Large language models (LLMs) exhibit significant sensitivity to character- and word-level perturbations in task instructions; existing work primarily addresses data-level robustness, neglecting instruction-level resilience. Method: We present the first systematic investigation and enhancement of LLMs’ stability and generalization under perturbed instructions. Our approach introduces a lightweight, annotation-free self-denoising strategy that requires no additional supervision and is compatible with both frozen-weight inference and fine-tuning paradigms. Contribution/Results: Evaluated across diverse models—including Llama-3 and Flan-T5—and benchmarks—CoLA, QNLI, SST-2—the method achieves substantial average gains in downstream accuracy. It demonstrates strong robustness against spelling errors, synonym substitutions, and word-order permutations. Our work establishes a new paradigm for instruction robustness research and delivers a practical, scalable solution for improving LLM reliability in real-world instruction variations.

Large Language Models (LLMs) are highly vulnerable to input perturbations, as even a small prompt change may result in a substantially different output.
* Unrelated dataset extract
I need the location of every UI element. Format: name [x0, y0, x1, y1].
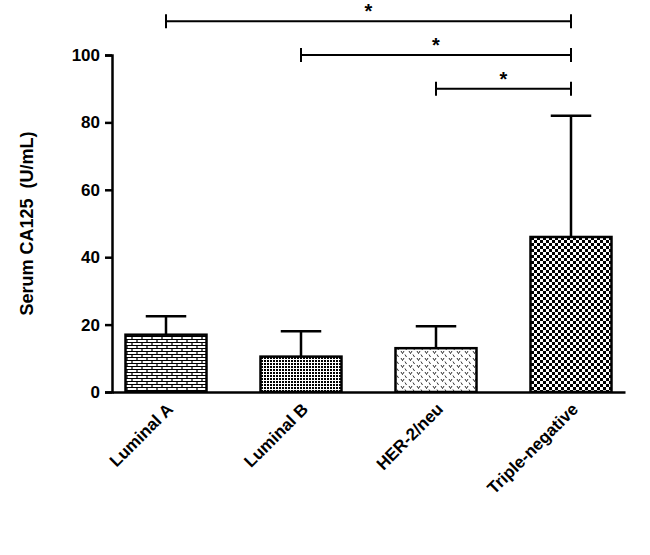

Existing methods to enhance LLM robustness are primarily focused on perturbed data samples, whereas improving resiliency to perturbations of task-level instructions has remained relatively underexplored. In this work, we focus on character- and word-level edits of task-specific instructions, which substantially degrade downstream performance. We experiment with a variety of techniques to enhance the robustness of LLMs, including self-denoising and representation alignment, testing different models (Llama 3 and Flan-T5), datasets (CoLA, QNLI, SST-2) and instructions (both task-oriented and role-oriented). We find that, on average, self-denoising -- whether performed by a frozen LLM or a fine-tuned model -- achieves substantially higher performance gains than alternative strategies, including more complex baselines such as ensembling and supervised methods.